Foundling. Episode 6. As the series winds up, Jess’s father Lewis finally contacts the producer Lucy Greenwell, and says that he had no idea that Jennifer had been pregnant, and is evasive over whether and how much he continued to have contact with Jennifer. Meanwhile, after Jess decided to go ahead with the podcast, Jennifer’s family who had made contact with her even though their mother had not, withdrew contact with her. Jess herself had distanced herself from them when she was excluded from her ‘new’ grandfather’s deathbed and funeral, and then they blocked contact with her on social media. Meanwhile Lucy the program producer finds another American girl who was also a foundling, and as with Jess, it turned out that her mother had also gone on to have other children that she abandoned. This woman, Janet, had met with her mother and established contact with one brother, but her curiosity satisfied, she had let the relationship lapse. Jess is nowhere near doing that: she is still too angry, and wants her mother Jennifer to be punished. And the arrival of two Cold Case detectives and the knowledge that women are being prosecuted today for abandoning their babies decades and decades ago, shows that there is punishment- but just not the sort of punishment that would satisfy Jess.

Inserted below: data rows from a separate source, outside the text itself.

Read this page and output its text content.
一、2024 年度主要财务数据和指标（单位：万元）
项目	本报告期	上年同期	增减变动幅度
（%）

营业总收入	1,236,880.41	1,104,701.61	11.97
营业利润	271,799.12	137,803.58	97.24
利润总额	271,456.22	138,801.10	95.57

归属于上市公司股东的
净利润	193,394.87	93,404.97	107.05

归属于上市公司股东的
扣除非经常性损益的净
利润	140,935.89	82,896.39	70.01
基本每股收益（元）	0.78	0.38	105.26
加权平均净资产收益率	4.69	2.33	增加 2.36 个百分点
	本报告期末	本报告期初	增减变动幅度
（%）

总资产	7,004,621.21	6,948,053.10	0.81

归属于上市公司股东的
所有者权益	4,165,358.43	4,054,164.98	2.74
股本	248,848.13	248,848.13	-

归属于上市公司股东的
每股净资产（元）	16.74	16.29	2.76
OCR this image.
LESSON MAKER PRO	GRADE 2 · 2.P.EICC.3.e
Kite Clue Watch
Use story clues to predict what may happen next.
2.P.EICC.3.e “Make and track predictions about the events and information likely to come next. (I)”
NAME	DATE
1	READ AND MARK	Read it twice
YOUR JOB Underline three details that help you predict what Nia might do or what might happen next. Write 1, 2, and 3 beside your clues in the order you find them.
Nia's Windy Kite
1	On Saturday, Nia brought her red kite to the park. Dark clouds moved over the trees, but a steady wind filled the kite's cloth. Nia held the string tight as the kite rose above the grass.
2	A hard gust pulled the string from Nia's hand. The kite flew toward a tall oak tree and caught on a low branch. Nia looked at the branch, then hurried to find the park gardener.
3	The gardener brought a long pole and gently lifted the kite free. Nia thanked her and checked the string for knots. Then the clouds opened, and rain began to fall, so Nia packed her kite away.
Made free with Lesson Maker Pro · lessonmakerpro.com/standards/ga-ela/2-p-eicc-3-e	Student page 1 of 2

Actually, I have had less and less sympathy for Jess as this series has gone on. It’s all about her, and she is heedless to the damage she is doing in order to have her own questions answered and her insecurities assuaged. With DNA there is no secrecy any more, and it’s as if secrecy is a crime. I don’t know that it is: sometimes secrets have to be kept for life to go on.

How Did We Get Here? Episode 5: Israel and the Palestinians: From WW2 to the First Arab War The White Paper which was issued in 1939 after the crushing of the Arab Revolt was rejected by the Palestinian Mufti, then in Germany, because as far as he was concerned, it still allowed for a large Jewish population in the Palestinian homeland. The Jews were angered by the White Paper’s restriction of Jewish immigration, leading to an uprising against the British and the bombing of the King David Hotel by Jewish paramilitary groups. By 1947 Britain threw in the towel, and handed it over to the United Nations, who had their own plans for partition. The UN plan gave 55% of the land Israel in a chequerboard of seven separate entities, but no one actually took responsibility for the implementation of the plan. But why did the UN vote in favour of it? Britain abstained, and the UN at that time had a different and mainly European membership before the decolonization of the post-war period. The Palestinians rejected the UN plan, arguing that they should have received all of the land. 300,000 of the 700,000 Palestinians left straight away, for various reasons. War broke out, but the Arab armies except for Jordan (which was still under British protection) were weak. The Jewish population ended up with 4/5 of the Mandate territory, with just two Palestinian reserves left: the West Bank and the Gaza Strip. Features Gudrun Kraemer, Professor of Islamic Studies at the Free University of Berlin, Eugene Rogan, Professor of Modern Middle Eastern History at Oxford University and the BBC’s International Editor Jeremy Bowen, author of ‘The Making of the Modern Middle East’.